Кроме журнала, у Барбана за плечами была и книга – такая же, впрочем, самиздатовская. Под образным и красивым названием «Черная музыка, белая свобода» она вышла в самиздате в 1977 году, за год до моего приезда в Ленинград. Книга эта считалась среди не отягощенной искусствоведческой теорией джазовой публики «заумью».
Краеугольным камнем концепции Барбана являлось, по сути дела, изобретенное им понятие «новый джаз». В западной джазовой теории и практике термина new jazz не существовало, там говорили free jazz, avant-garde, в крайнем случае – new thing. Барбановский «новый джаз» подразумевал практически полный отход от корней джазового мейнстрима, переход в область либо спонтанной импровизации, либо выстроенной по меркам современной академической музыки композиции, где могло бы найтись место и импровизации. Барбан был убежден, что джаз, точнее, «новый джаз» движется к синтезу с новой академической музыкой. Он даже написал статью «Просуществует ли джаз до 2000 года?», в которой пытался предсказать, что к концу века все, что есть творческого и интересного в джазе и в современной композиторской музыке, сольется в некое музыкально-эстетическое единство. А на проводившемся им где-то в 1980-е симпозиуме Барбан ставил собравшейся почтенной публике – вполне подготовленной – вперемешку музыкальные фрагменты из Брэкстона, Кагеля, Берио и London Jazz Composers Orchestra, предлагая отличить, какая музыка является джазовой, а какая академической. Фрагменты, разумеется, были подобраны специально такие, которые могли ввести в заблуждение самого искушенного знатока, если только, конечно, человек не слышал данного произведения. Они и вводили всех в заблуждение к вящему удовольствию Барбана, торжествующе провозглашавшего: «Что и требовалось доказать!»

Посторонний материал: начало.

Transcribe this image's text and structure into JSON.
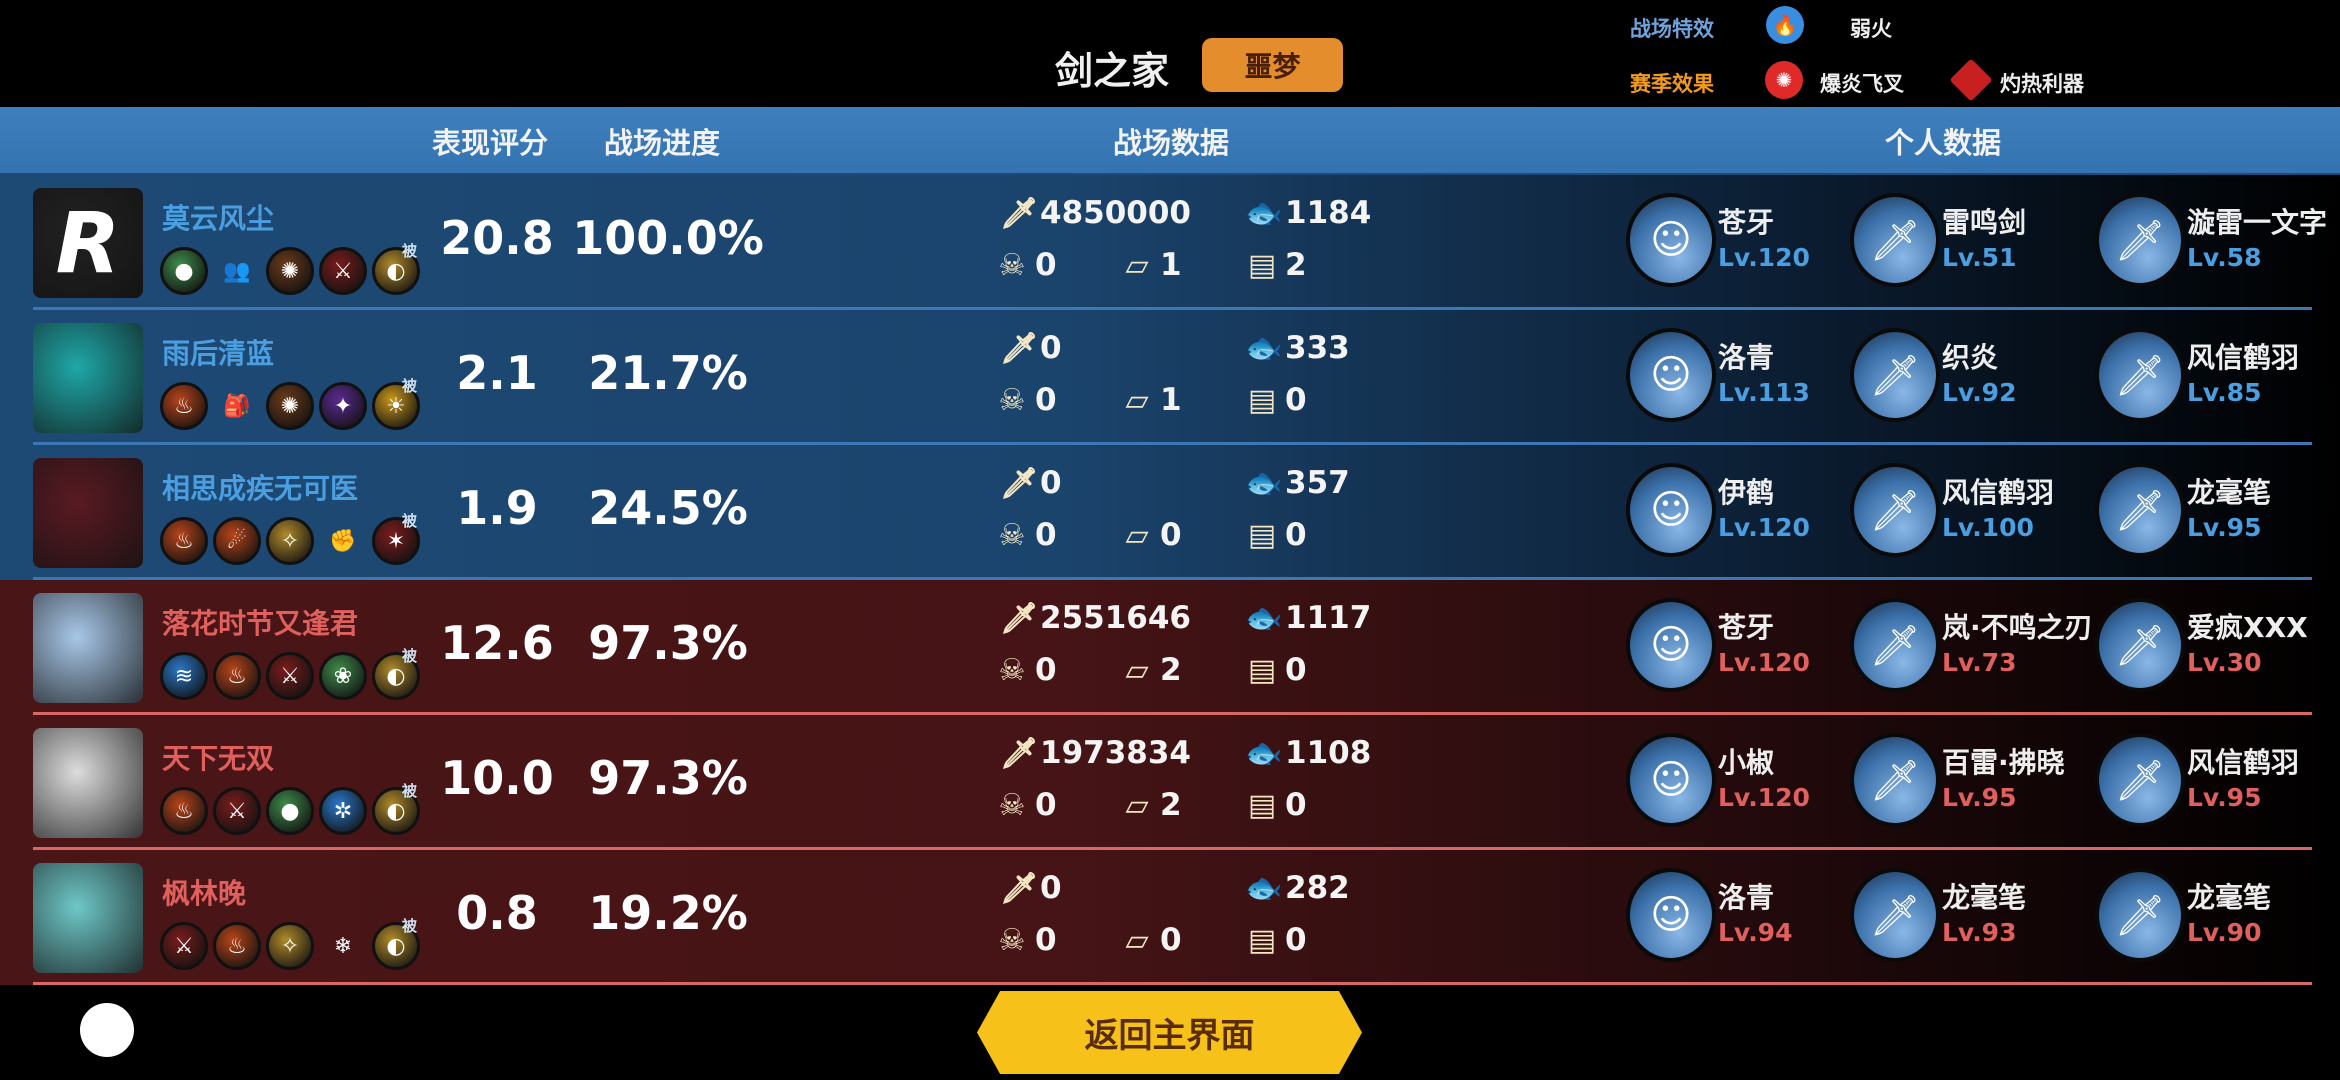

Помимо и независимо от общего для всех советских джазменов противостояния с властями, все более явственными становились внутренние противоречия между мейнстримовски ориентированным «квадратным» большинством и углублявшимся в авангардные дебри журналом. В отличие от своих соратников по движению Барбан не остался в 1950-х годах, а, наперекор окружению и возрасту, вместе с западным джазом стремительно двигался по тому же пути к усложнению и абстракции, по которому позже пошли и мы с Курехиным.
Мы с Сергеем приходили к Ефиму Семеновичу регулярно – раза два-три в месяц. Сидели подолгу, пили чай, говорили, разумеется, о музыке – новой и старой, обменивались новостями, обсуждали свежие пластинки, о которых Барбан узнавал из своих журналов, а мы – главным образом по радио.
Барбан был настоящим гуру, центром всего новоджазового движения в стране. К нему на проспект Мориса Тореза за советом и мнениями о своей музыке приходили и Ганелин – Тарасов – Чекасин, и Вапиров, и новосибирские авангардисты во главе с неистовым Сергеем Беличенко, и только появившийся на нашем горизонте смоленский виолончелист Владислав Макаров. На все новоджазовое сообщество – от мэтра Ганелина и до тогда еще совсем молодой поросли в виде Курехина и Макарова – Барбан оказывал огромное влияние.
Постепенно и неизбежно в наших регулярных посиделках на троих разговоры из чисто умозрительных и абстрактных рассуждений о музыке в целом, о путях ее развития и взаимовлияниях стали переключаться на чисто практические проблемы. Где играть? С кем играть? Как записаться? Где издаваться? Курехин рвался в бой, ему ужасно хотелось играть, играть ту музыку, которую он тогда любил и считал для себя главной. Но играть ее по большому счету было негде.
Выступления с Вапировым случались от силы два-три раза в год. Даже когда их приглашали, скажем, на один из ежемесячных воскресных концертов «Квадрата» в ДК им. Кирова, Курехин чувствовал себя там явно не в своей тарелке: публика, окружение, звучащая до и после музыка – все казалось чуждым. Да и я все больше тяготился еженедельной необходимостью тащиться через весь город в «Квадрат» лишь для того, чтобы в очередной раз принять участие в обсуждении рутинных, пусть важных, но совершенно не интересных и ужасно далеких от волновавшей меня музыки дел.